According to California Sciences, after Congress passed three spending bills for the 2019 fiscal year in December, President Trump threatened to veto future spending bills if they did not include additional spending measure for border security and a $5 billion wall along the Mexican border. As a result, approximately 380,000,000 workers were on furlough (temporarily on leave without pay) and 420,000 were working without a paycheck. By Jan. 25, 2019, a deal was negotiated to end the shutdown temporarily so that government workers and their families could receive a paycheck. Regardless, Martinez says that Foothill Unity will always be prepared if government workers need extra help during this period. “We want to make sure the community knows that we’re here to support the family in whatever crisis they are in,” Martinez said.

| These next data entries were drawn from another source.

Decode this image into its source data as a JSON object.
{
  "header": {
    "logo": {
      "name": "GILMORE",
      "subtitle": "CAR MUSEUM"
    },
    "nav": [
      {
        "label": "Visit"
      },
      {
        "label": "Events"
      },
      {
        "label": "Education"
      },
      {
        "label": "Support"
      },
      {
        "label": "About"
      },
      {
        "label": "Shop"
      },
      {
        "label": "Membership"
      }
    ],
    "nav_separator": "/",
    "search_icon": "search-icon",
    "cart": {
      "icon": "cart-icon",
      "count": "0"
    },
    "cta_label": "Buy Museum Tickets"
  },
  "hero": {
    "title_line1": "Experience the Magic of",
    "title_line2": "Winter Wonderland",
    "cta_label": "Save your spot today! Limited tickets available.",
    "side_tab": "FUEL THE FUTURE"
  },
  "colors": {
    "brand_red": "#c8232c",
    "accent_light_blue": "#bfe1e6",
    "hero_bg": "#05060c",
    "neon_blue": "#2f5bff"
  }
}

Congressional leaders and President Trump have until Feb. 15 to devise a new plan in regards to the wall and border security. According to USA Today, it’s too soon to say whether or not Democrats and Republicans will come to a compromise at the end of the 21-day period. Meanwhile, President Trump still has the option to use executive action to direct funds toward the building of the wall at the southern border. However, on Jan. 25, he stated that he hopes it is an unnecessary course of action.

Although the uncertainty of the next three weeks might leave government workers uneasy, Washington is optimistic that this respite will allow them the opportunity to pay bills, feed their families, and catch their breath.